Uzaklaştırma Kararı Dilekçesi Nasıl Yazılır?
Mağdurun aile mahkemesinden koruma talep etmek için yazdığı resmî başvuru belgesine dilekçe denir. Bu dilekçe, standart dilekçesinden farklı olarak olay odaklı ve acil talepli bir metindir. Dilekçede genellikle şu unsurlar bulunur:
- Mahkeme başlığı: Dilekçe, görevli ve yetkili mahkemeye hitaben yazılır. Örneğin, “XYZ Aile Mahkemesi’ne” şeklinde şehir ve mahkeme numarası belirtilir.
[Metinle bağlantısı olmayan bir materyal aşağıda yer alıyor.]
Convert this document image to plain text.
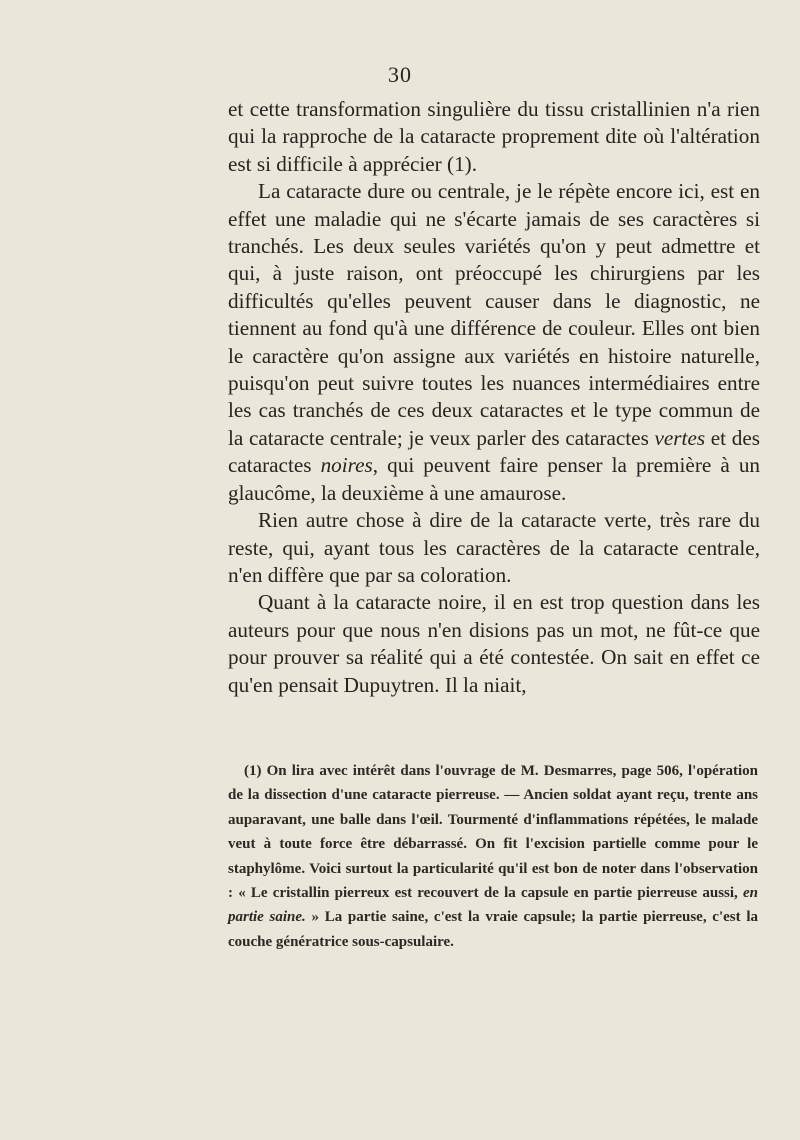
30

et cette transformation singulière du tissu cristallinien n'a rien qui la rapproche de la cataracte proprement dite où l'altération est si difficile à apprécier (1).

La cataracte dure ou centrale, je le répète encore ici, est en effet une maladie qui ne s'écarte jamais de ses caractères si tranchés. Les deux seules variétés qu'on y peut admettre et qui, à juste raison, ont préoccupé les chirurgiens par les difficultés qu'elles peuvent causer dans le diagnostic, ne tiennent au fond qu'à une différence de couleur. Elles ont bien le caractère qu'on assigne aux variétés en histoire naturelle, puisqu'on peut suivre toutes les nuances intermédiaires entre les cas tranchés de ces deux cataractes et le type commun de la cataracte centrale; je veux parler des cataractes vertes et des cataractes noires, qui peuvent faire penser la première à un glaucôme, la deuxième à une amaurose.

Rien autre chose à dire de la cataracte verte, très rare du reste, qui, ayant tous les caractères de la cataracte centrale, n'en diffère que par sa coloration.

Quant à la cataracte noire, il en est trop question dans les auteurs pour que nous n'en disions pas un mot, ne fût-ce que pour prouver sa réalité qui a été contestée. On sait en effet ce qu'en pensait Dupuytren. Il la niait,

(1) On lira avec intérêt dans l'ouvrage de M. Desmarres, page 506, l'opération de la dissection d'une cataracte pierreuse. — Ancien soldat ayant reçu, trente ans auparavant, une balle dans l'œil. Tourmenté d'inflammations répétées, le malade veut à toute force être débarrassé. On fit l'excision partielle comme pour le staphylôme. Voici surtout la particularité qu'il est bon de noter dans l'observation : « Le cristallin pierreux est recouvert de la capsule en partie pierreuse aussi, en partie saine. » La partie saine, c'est la vraie capsule; la partie pierreuse, c'est la couche génératrice sous-capsulaire.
- Taraf bilgileri: Talep Eden (Mağdur) ve Davalı/Şiddet Uygulayan kişinin adı, soyadı, TC kimlik no (varsa) ve adresleri belirtilir. Mağdur kendi adına ve varsa çocukları adına tedbir isteyebilir; bu durumda çocukların da isimleri eklenir.
- Konu: Kısa bir başlıkla, ne talep edildiği belirtilir. Örneğin: “KONU: 6284 sayılı Kanun uyarınca koruma ve uzaklaştırma tedbiri talebimden ibarettir.”
- Olayların özeti: Mağdur, maruz kaldığı şiddet, tehdit veya taciz olaylarını kronolojik ve açık bir şekilde yazar. Tarih belirterek yaşananları anlatmak etkili olur. Örneğin: “03.03.2025 tarihinde eşim bana fiziki saldırıda bulundu, darp raporu aldım. Devamında defalarca tehdit mesajları gönderdi…” gibi somut olaylar sıralanır. Bu bölüm ne kadar net ve detaylı olursa, hakimin durumu değerlendirmesi o kadar kolaylaşır.
- Hukuki dayanaklar: Bu kısımda talebin yasal dayanakları belirtilir. Genellikle 6284 sayılı Kanun maddeleri zikredilir. Örneğin: “Hukuki Sebepler: 6284 s. Kanun m.4, 5, 8, 9, 13 ve ilgili tüm mevzuat.” Eğer varsa Türk Medeni Kanunu ve diğer ilgili kanun hükümleri de eklenir (örneğin aile konutu şerhi isteniyorsa TMK m.194 [TMK] belirtilebilir).
- Talep (Sonuç) bölümü: Dilekçenin en önemli kısmı burasıdır. Mağdur, yukarıda anlattığı olaylar ışığında mahkemeden ne talep ettiğini madde madde sıralar. Örneğin: “1) Davalının, 6 ay süreyle müşterek konuttan uzaklaştırılmasına ve konutun tarafıma tahsis edilmesine, 2) Bu süre zarfında bana karşı iletişim araçlarıyla rahatsız etmesinin yasaklanmasına, 3) Bana, çocuklarıma ve yakınlarıma yaklaşmamasına (en az 100 metre mesafede durmasına), 4) Üzerinde bulunan ruhsatlı silah varsa kolluğa teslimine, 5) Kararın ihlali halinde 6284 s. Kanun m.13 gereği zorlama hapsi uygulanacağının ihtarına, 6) Gecikmeksizin ve duruşmasız olarak karar verilmesine karar verilmesini saygılarımla arz ve talep ederim.” gibi maddeler halinde istekler sıralanır. Bu kısımda, istenen uzaklaştırma süresi de (örneğin 6 ay) açıkça yazılmalıdır.
- Tarih ve İmza: Dilekçe güncel tarih atılarak mağdur (veya vekili avukat) tarafından imzalanır. Eğer mağdur okuryazar değilse, bir yakınına yazdırıp parmak basabilir; bu durumda genellikle karakol aracılığıyla ifade yöntemi tercih edilir.
- Ekler: Mağdur elinde bazı kanıtlar varsa (örn. hastane raporu, darp fotoğrafları, tehdit mesajlarının ekran görüntüleri, tanık beyan dilekçeleri vs.), bunları listeleyerek ek olarak sunabilir. Kanunen delil şartı olmasa da mevcut delillerin eklenmesi kararı güçlendirebilir. Örneğin “EK-1: 02.03.2025 tarihli darp raporu, EK-2: Tehdit içerikli SMS örnekleri…” gibi.